Dans ce Théâtre de la Mer, Benjamin Biolay est dans son élément. Après tout, il est désormais Sétois. Lunettes noires et t-shirt « Les Dents de la mer », il se pointe un poing levé. À cet instant, les projecteurs se bleuissent pour se mettre au diapason de cette Méditerranée qui se projette en arrière-plan ou simplement rappeler le « Disque bleu », 11e album de l’artiste.
Amoureux de Sète, le chanteur extrait sans surprise beaucoup de titres de l’album « Saint-Clair » (« Numéros magiques », « Les Joues roses », Saint-Clair ») pour clamer son attachement à la ville, ancrer sa présence et revendiquer l’atmosphère « singulière » sétoise… Sublimés par les musiciens et sonorités éclectiques, les morceaux évoquent la Méditerranée, l'Italie, l'Espagne, la lumière de Sète et sa bouillonnante culture, qui aurait même des effluves de « Los Angeles » nous rappelle en filigrane le chanteur dès le deuxième morceau.
C’est le moment où « ami sétois » survient pour partager une chanson de « son cousin qui fumait la pipe ». Bruno Granier et Benjamin Biolay invoquent « Je suis un voyou » et cette fois, le concert brasse le sentiment amoureux (qu’il soit contrarié, regretté ou réminiscent) … L’enchaînement avec « Comment est ta peine ? » ou « Négatif » se fait naturellement pour évoquer les pertes et les deuils impossibles : « Je rêve d'un printemps Définitif Car mon âme n'est que tourments D'une épitaphe Gravée pour longtemps ». Puis vient « Soleil profond », ode aux contestataires en quête de liberté : « Soulever la table et tout casser Brûler la flamme sans s'y brûler Couper les câbles et puis laisser Le vent des sables tout embraser » …

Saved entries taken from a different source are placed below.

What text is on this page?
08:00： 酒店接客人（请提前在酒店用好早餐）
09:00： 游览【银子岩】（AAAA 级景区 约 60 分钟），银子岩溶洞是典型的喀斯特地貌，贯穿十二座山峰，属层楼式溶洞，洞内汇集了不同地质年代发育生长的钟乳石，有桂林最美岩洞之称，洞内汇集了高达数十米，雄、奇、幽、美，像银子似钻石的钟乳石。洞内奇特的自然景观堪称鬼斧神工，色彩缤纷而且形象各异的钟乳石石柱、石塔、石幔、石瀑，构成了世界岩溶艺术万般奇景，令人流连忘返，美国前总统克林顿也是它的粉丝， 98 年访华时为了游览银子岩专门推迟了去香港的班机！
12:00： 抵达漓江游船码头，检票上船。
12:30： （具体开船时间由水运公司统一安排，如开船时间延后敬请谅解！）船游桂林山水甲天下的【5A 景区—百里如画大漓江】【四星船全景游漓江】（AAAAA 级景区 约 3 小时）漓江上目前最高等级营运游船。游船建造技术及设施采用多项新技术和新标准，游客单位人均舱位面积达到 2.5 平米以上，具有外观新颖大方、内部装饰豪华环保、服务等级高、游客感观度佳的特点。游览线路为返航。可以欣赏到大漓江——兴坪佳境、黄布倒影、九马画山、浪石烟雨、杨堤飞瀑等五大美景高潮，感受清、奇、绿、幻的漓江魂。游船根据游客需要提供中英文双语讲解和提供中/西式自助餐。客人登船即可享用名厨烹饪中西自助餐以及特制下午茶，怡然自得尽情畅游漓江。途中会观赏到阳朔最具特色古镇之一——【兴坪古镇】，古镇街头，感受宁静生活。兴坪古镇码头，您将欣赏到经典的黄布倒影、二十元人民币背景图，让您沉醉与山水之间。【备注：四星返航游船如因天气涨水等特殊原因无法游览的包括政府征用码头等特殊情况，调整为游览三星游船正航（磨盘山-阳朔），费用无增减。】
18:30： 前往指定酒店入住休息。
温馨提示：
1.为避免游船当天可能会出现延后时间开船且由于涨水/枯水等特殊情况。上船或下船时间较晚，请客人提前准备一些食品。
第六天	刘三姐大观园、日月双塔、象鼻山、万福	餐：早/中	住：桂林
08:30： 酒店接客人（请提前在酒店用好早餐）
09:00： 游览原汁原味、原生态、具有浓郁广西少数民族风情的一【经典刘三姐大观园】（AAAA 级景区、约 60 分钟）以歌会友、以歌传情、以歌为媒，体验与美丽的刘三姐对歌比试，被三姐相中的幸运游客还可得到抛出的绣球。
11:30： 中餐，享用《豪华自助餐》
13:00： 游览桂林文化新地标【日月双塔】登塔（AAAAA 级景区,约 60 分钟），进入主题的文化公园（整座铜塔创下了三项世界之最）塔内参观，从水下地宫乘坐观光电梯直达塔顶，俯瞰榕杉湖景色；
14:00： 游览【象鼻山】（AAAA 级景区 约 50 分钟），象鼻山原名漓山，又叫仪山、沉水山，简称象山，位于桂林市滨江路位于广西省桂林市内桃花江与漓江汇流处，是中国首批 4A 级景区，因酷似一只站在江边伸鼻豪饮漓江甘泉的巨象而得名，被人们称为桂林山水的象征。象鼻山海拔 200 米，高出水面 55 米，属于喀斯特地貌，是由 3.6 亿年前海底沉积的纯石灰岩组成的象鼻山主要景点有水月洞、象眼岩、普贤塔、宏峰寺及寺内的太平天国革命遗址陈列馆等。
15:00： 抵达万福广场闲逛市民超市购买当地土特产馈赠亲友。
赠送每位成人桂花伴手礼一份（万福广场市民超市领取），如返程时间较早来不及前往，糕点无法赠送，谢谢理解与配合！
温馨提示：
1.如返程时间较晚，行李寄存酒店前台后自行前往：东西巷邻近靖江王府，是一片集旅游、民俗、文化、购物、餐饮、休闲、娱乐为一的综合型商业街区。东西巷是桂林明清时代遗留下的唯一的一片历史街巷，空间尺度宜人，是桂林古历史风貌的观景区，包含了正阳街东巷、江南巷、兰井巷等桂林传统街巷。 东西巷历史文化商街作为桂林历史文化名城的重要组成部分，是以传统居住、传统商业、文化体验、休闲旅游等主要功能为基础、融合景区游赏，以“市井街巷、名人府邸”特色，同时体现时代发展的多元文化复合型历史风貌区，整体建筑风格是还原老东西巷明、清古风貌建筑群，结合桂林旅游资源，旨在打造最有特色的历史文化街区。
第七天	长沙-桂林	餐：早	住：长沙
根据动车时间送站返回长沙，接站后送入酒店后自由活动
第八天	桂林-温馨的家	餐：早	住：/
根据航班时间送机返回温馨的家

Au fond, ce sont nos émotions exacerbées qui naviguent dans ce live, celles qui nous traversent par vague pour finalement s’écraser contre notre âme. Un concert qui lève le voile sur l’amour de soi, l’amour d’un lieu, l’amour de l’autre, sur le lien à autrui, clairement. C’est ce qu’il fallait pour chanter à Sète et peut-être même, pour chanter Sète.